After nearly 18 months of work, the group authoring OAuth 2.0 today requested that the draft specification take the first of many steps toward finalization within the Internet Engineering Task Force (IETF).
Barry Leiba, listed as the document's shepherd within the IETF, sent an email to Stephen Farrell, who is the IETF's Area Advisor for the OAuth group, saying "the OAuth working group requests publication of draft-ietf-oauth-v2-22 as Proposed Standard."
OAuth 2.0 is an authentication mechanism, more a framework than a protocol, that lets many different client types securely access RESTful APIs. It is viewed as an important development for securing mobile computing, including single sign-on for native mobile applications.
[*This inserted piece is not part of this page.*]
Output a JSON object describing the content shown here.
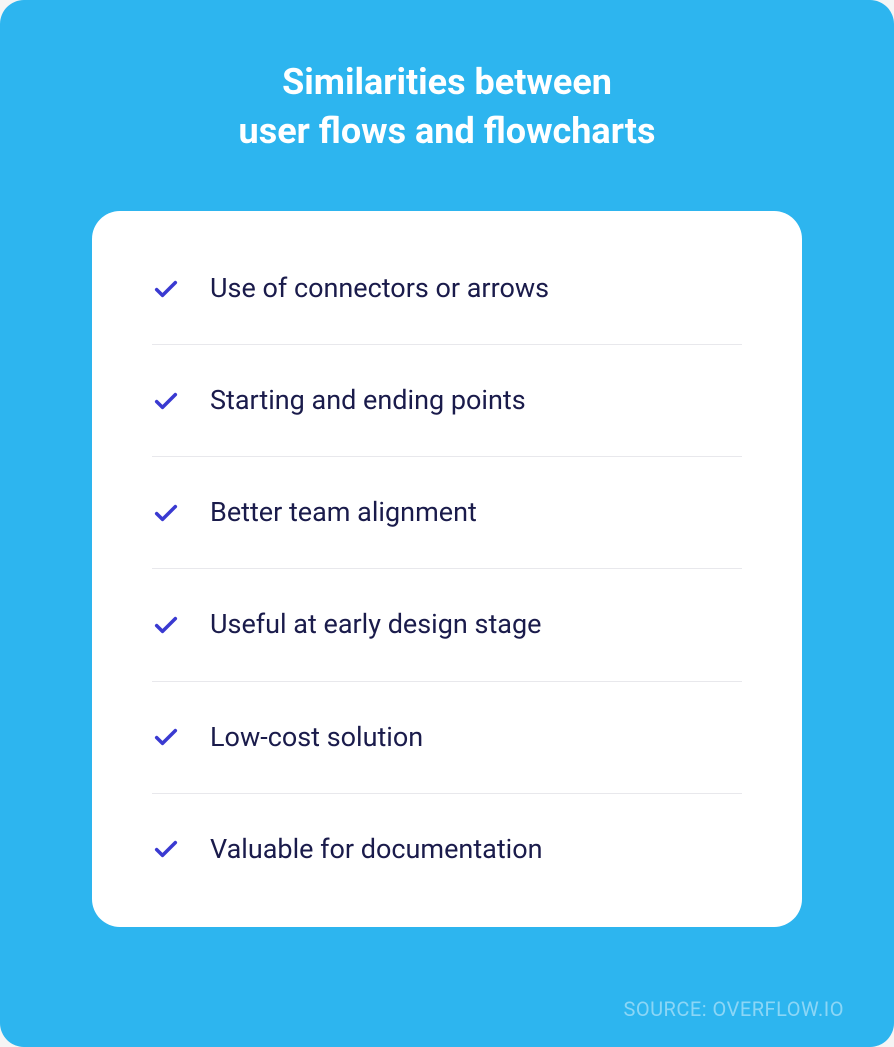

The request for publication is but a single step toward ratification and simply signals the working group is seeking formal review. The next step would be for Farrell to review the draft to make sure it is ready to be advanced within the IETF approval process, which can lead to publication as a standard or "RFC."
"I don't anticipate any serious roadblocks at this point... just perhaps a few potholes and such.," Leiba said. "I think the working group participants have done a great job in the last several months...coming to consensus on a spec we can all get behind."
The IETF process is highly procedural, including reviews by the Internet Engineering Steering Group (IESG), which provides final technical reviews. It could take months for the draft to make its way through the process.
While one outcome might be the draft's death, it is widely believed OAuth 2.0 will eventually be approved. Companies such as Google, Facebook and Salesforce.com are already using it (disclosure: Ping included OAuth 2.0 support in its recent 6.5 version of PingFederate).
Leiba is optimistic although he anticipates a few more changes during IETF last calls and the IESG reviews.
Leiba says if Farrell gives the draft the go-ahead, it would go to IETF last call for two weeks. After that, it would go to an IESG "telechat" likely in mid-October. If the working group has adequately addressed all questions leading up to the telechat, the draft could be approved there and sent into the RFC editing process, which could take 8-12 weeks.
"So we're looking at late December or early January as a likely time for the RFC publication," he said. During that process, however, the working group won't be sitting with its fingers crossed.
"Now we have to continue working on the accompanying documents: bearer tokens, HMAC, SAML assertions, and the detailed threat analysis and in-depth security considerations that give more guidance on the many security-related issues that go with a protocol like this," Leiba said.